I find this whole area absolutely fascinating. The same kind of fascinating when studies suggest for example, that gut bacteria can affect behaviour. What it suggests is that we may think that 'we' control our actions and behaviour, but the question is, to what extent?

Coming back to autism, and assuming that there may be a specific 'type' of autism tied into such a mechanism, what are the possible implications? Well for one thing, it suggests that presentation of somatic conditions (moderated by viral or bacterial infection) in autism might be doing more than just affecting the physical body.
Kanner  talked about strep infection in one of his original cases - 'Alfred' - who was frequently ill with 'chickenpox, strep and impetigo'. Yes it could be coincidence; maybe, maybe not. Impetigo is something that I have been interested in for quite a while now - here and here - in relation to autism (or more accurately Asperger syndrome). I don't think I can make any link on the basis of the available data, but it is still interesting.
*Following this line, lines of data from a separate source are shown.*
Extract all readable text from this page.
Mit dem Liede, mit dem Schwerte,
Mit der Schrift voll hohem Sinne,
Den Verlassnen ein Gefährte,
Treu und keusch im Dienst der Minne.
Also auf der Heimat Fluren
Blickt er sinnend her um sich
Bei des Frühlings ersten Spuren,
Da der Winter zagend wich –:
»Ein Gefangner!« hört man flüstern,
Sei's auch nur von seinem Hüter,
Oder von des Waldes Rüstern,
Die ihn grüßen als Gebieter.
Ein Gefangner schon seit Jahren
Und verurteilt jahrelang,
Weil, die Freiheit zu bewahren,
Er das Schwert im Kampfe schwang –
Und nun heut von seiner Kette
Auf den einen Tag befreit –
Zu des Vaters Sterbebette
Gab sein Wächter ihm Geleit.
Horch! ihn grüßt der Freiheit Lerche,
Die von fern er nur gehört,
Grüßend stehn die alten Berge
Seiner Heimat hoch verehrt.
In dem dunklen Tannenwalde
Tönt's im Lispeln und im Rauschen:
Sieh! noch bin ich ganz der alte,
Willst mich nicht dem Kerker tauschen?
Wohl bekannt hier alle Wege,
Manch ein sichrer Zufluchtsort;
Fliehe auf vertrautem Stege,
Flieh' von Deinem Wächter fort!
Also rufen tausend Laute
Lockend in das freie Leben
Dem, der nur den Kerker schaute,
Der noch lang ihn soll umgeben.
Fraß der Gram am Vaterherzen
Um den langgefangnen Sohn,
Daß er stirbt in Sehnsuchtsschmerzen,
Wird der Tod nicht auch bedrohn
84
There might also be some implication for treatment of said infections and how it impacts on behavioural presentation. Remember Sandler and colleagues who reported on anti-microbial use impacting on the presentation of autistic behaviour? That combined with the suggestion that some of the anti-psychotic medications may impact on parasitic infections opens up a whole new world of possibilities.

In the words of Nick Ross ex-presenter from Crimewatch - "don't have nightmares".